‘Discard old vapes properly’ | The Star


PETALING JAYA: While vape users are aware of the danger of disposing the device into general waste, they lack the idea on how to properly do it.

“There is no instruction from the manufacturers. So, I threw it together with my household trash,” said a vape user, who wished to be known as Jeronimo, 26.

A senior executive in Kuala Lumpur known as Mel, 29, said her old vape devices are piling up at her place while she figures out how and where to properly dispose of them.

“I don’t want to simply throw it away because the batteries could harm the environment,” she added.

Waste management expert Dr Theng Lee Chong said lithium batteries in ecigarettes, along with batteries used for most electronic devices, when improperly disposed of is harmful to the environment.

Theng said the battery from ewaste that usually ends up in landfills would leak and seep into ground water sources that could cause contamination and a health hazard.

He added that a long-term ewaste management plan should be put in place to address not only ecigarettes waste but also common household ewaste.

According to US-based anti-tobacco group, Truth Initiative, ecigarettes introduced plastic, nicotine salts, heavy metals, lead, mercury and flammable lithium-ion batteries into waterways, soil, and to wildlife.

“Ecigarettes left on the street eventually break down into microplastics and chemicals that flow into storm drains, which would pollute our waterways and wildlife,” it added.

A survey by the group revealed that only 15% of young ecigarette users, aged 15-24, in the United States reported disposing of empty pods or disposable vapes by dropping them off or sending them for electronic recycling.

With the rise of even more convenient closed-system ecigarettes, more people are disposing of the devices to general waste bins when the device could possibly be hazardous.

Closed-system or disposable vape is a type of ecigarettes that is already filled with vape liquids and easily disposed of after a certain cycle of usage.

Electronic and E-Waste Recycling (ERTH) founder and managing director Mohamed Tarek El-Fatatry said the centre received only up to two requests per month from vape users to dispose of their used devices.

“I am sure majority of disposable vape users are still disposing in general waste,” he added, whose centre is based in Cyberjaya, Selangor.

He also added that recyclers were in a dilemma as there was no efficient economic model that allows for the collection and recycling of large amounts of used vape products, while concerned of the environmental hazard it poses if disposed of as general waste.
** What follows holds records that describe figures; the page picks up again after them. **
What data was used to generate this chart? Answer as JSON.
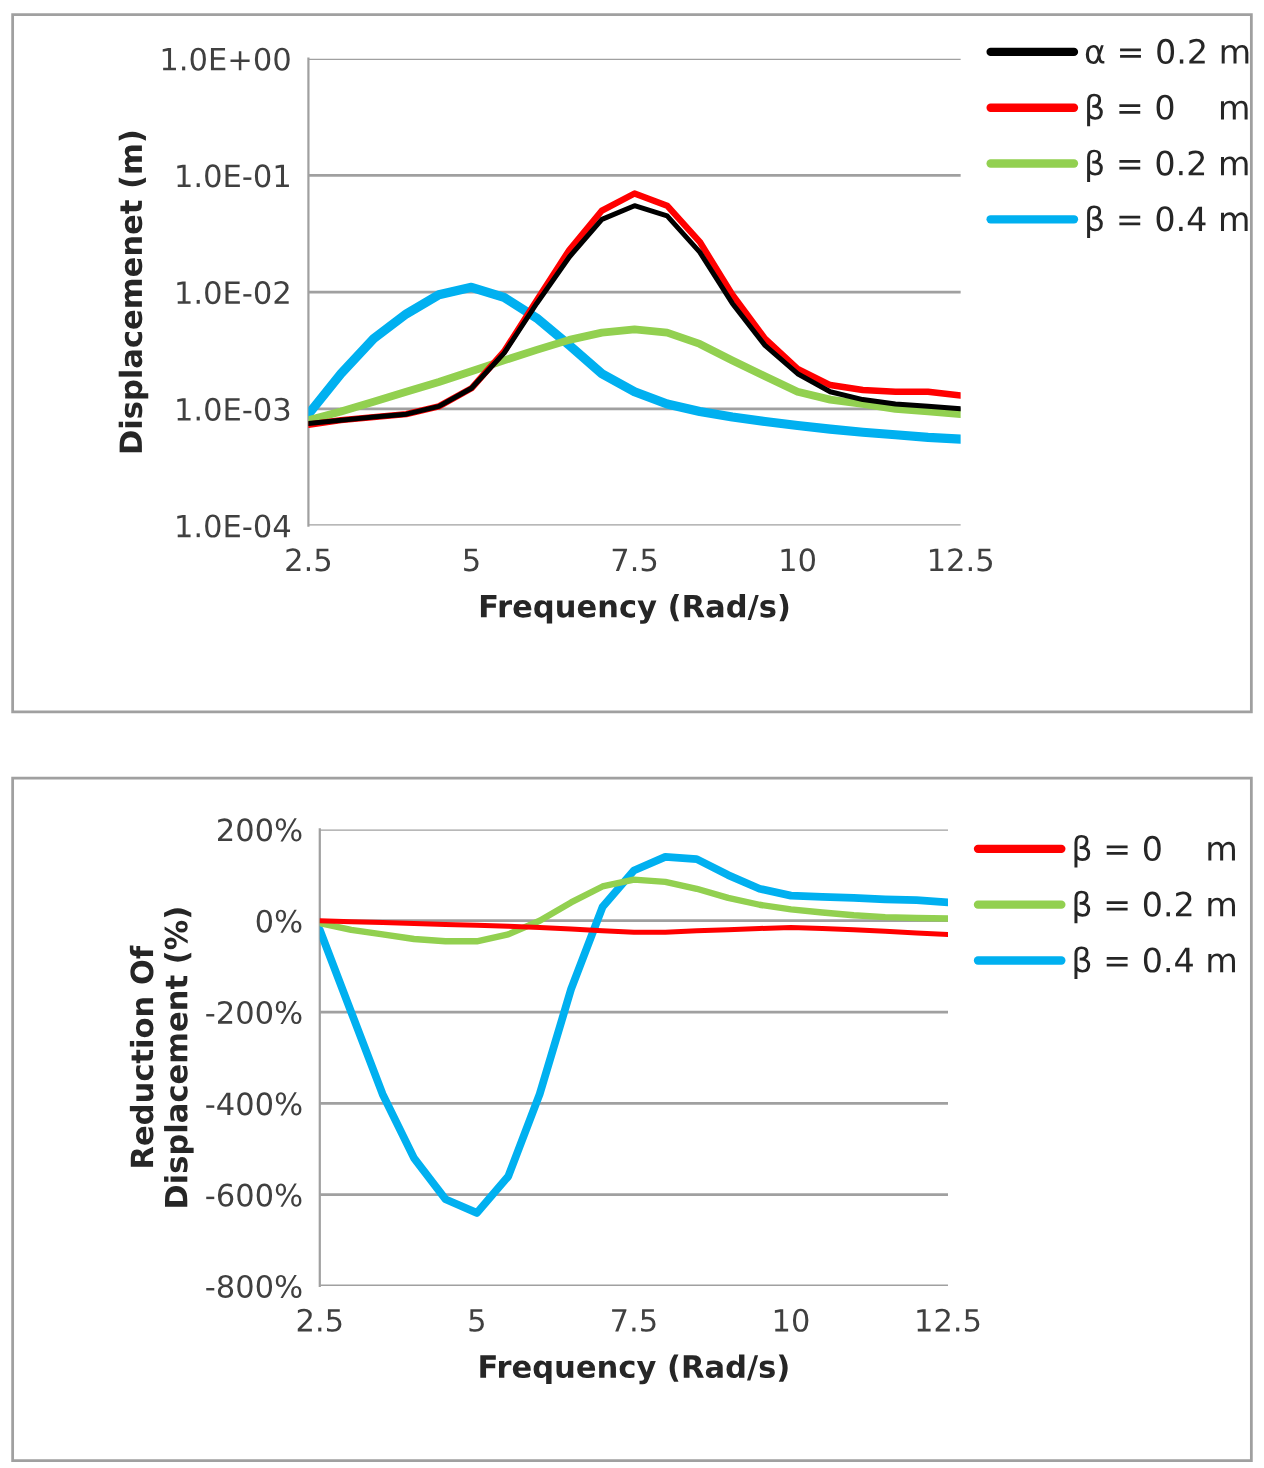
{
  "chart_data": [
    {
      "type": "line",
      "xlabel": "Frequency (Rad/s)",
      "ylabel": "Displacemenet (m)",
      "log": "y",
      "grid": "y",
      "legend": "right",
      "marker": "none",
      "line_style": "solid",
      "x": [
        2.5,
        3,
        3.5,
        4,
        4.5,
        5,
        5.5,
        6,
        6.5,
        7,
        7.5,
        8,
        8.5,
        9,
        9.5,
        10,
        10.5,
        11,
        11.5,
        12,
        12.5
      ],
      "xlim": [
        2.5,
        12.5
      ],
      "xticks": [
        2.5,
        5,
        7.5,
        10,
        12.5
      ],
      "ylim": [
        0.0001,
        1
      ],
      "yticks": [
        {
          "value": 0.0001,
          "label": "1.0E-04"
        },
        {
          "value": 0.001,
          "label": "1.0E-03"
        },
        {
          "value": 0.01,
          "label": "1.0E-02"
        },
        {
          "value": 0.1,
          "label": "1.0E-01"
        },
        {
          "value": 1,
          "label": "1.0E+00"
        }
      ],
      "series": [
        {
          "name": "α = 0.2 m",
          "color": "#000000",
          "values": [
            0.00075,
            0.0008,
            0.00085,
            0.0009,
            0.00105,
            0.0015,
            0.003,
            0.008,
            0.02,
            0.042,
            0.055,
            0.045,
            0.022,
            0.008,
            0.0035,
            0.002,
            0.0014,
            0.0012,
            0.0011,
            0.00105,
            0.001
          ]
        },
        {
          "name": "β = 0    m",
          "color": "#ff0000",
          "values": [
            0.00073,
            0.0008,
            0.00085,
            0.0009,
            0.00105,
            0.0015,
            0.0031,
            0.0085,
            0.023,
            0.05,
            0.07,
            0.055,
            0.027,
            0.0095,
            0.004,
            0.0022,
            0.0016,
            0.00145,
            0.0014,
            0.0014,
            0.0013
          ]
        },
        {
          "name": "β = 0.2 m",
          "color": "#92d050",
          "values": [
            0.0008,
            0.00095,
            0.00115,
            0.0014,
            0.0017,
            0.0021,
            0.0026,
            0.0032,
            0.0039,
            0.0045,
            0.0048,
            0.0045,
            0.0036,
            0.0026,
            0.0019,
            0.0014,
            0.0012,
            0.0011,
            0.001,
            0.00095,
            0.0009
          ]
        },
        {
          "name": "β = 0.4 m",
          "color": "#00b0f0",
          "values": [
            0.0009,
            0.002,
            0.004,
            0.0065,
            0.0095,
            0.011,
            0.009,
            0.006,
            0.0035,
            0.002,
            0.0014,
            0.0011,
            0.00095,
            0.00085,
            0.00078,
            0.00072,
            0.00067,
            0.00063,
            0.0006,
            0.00057,
            0.00055
          ]
        }
      ]
    },
    {
      "type": "line",
      "xlabel": "Frequency (Rad/s)",
      "ylabel": "Reduction Of\nDisplacement (%)",
      "grid": "y",
      "legend": "right",
      "marker": "none",
      "line_style": "solid",
      "x": [
        2.5,
        3,
        3.5,
        4,
        4.5,
        5,
        5.5,
        6,
        6.5,
        7,
        7.5,
        8,
        8.5,
        9,
        9.5,
        10,
        10.5,
        11,
        11.5,
        12,
        12.5
      ],
      "xlim": [
        2.5,
        12.5
      ],
      "xticks": [
        2.5,
        5,
        7.5,
        10,
        12.5
      ],
      "ylim": [
        -800,
        200
      ],
      "yticks": [
        {
          "value": -800,
          "label": "-800%"
        },
        {
          "value": -600,
          "label": "-600%"
        },
        {
          "value": -400,
          "label": "-400%"
        },
        {
          "value": -200,
          "label": "-200%"
        },
        {
          "value": 0,
          "label": "0%"
        },
        {
          "value": 200,
          "label": "200%"
        }
      ],
      "series": [
        {
          "name": "β = 0    m",
          "color": "#ff0000",
          "values": [
            0,
            -2,
            -4,
            -6,
            -8,
            -10,
            -12,
            -15,
            -18,
            -22,
            -25,
            -25,
            -22,
            -20,
            -17,
            -15,
            -17,
            -20,
            -23,
            -27,
            -30
          ]
        },
        {
          "name": "β = 0.2 m",
          "color": "#92d050",
          "values": [
            -5,
            -20,
            -30,
            -40,
            -45,
            -45,
            -30,
            0,
            40,
            75,
            90,
            85,
            70,
            50,
            35,
            25,
            18,
            12,
            8,
            6,
            5
          ]
        },
        {
          "name": "β = 0.4 m",
          "color": "#00b0f0",
          "values": [
            -20,
            -200,
            -380,
            -520,
            -610,
            -640,
            -560,
            -380,
            -150,
            30,
            110,
            140,
            135,
            100,
            70,
            55,
            52,
            50,
            47,
            45,
            40
          ]
        }
      ]
    }
  ]
}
“Our licensed processing partner indicated that disposable vapes are not recyclable and discouraged us from collecting them.

“We still accept them in small amounts on a drop-off basis but we don’t offer free pickup for them like we do for other ewaste,” he said.

Mohamed Tarek urged the government to introduce extended producers’ responsibility (EPR) to companies by forcing them to offer collection of old devices and pay the proper disposal fees.

“This will also pressure them to improve the product design to reduce the environmental pollution of their products and therefore reduce their cost of EPR compliance,” he added.

EPR is a concept in which manufacturers of electrical and electronic equipment have a responsibility to ensure proper electronic waste management after the end-of-life of the product.

Universiti Kebangsaan Malaysia public health expert, Prof Dr Sharifa Ezat Wan Puteh, said large quantity of vape waste products would potentially become hazardous to the environment.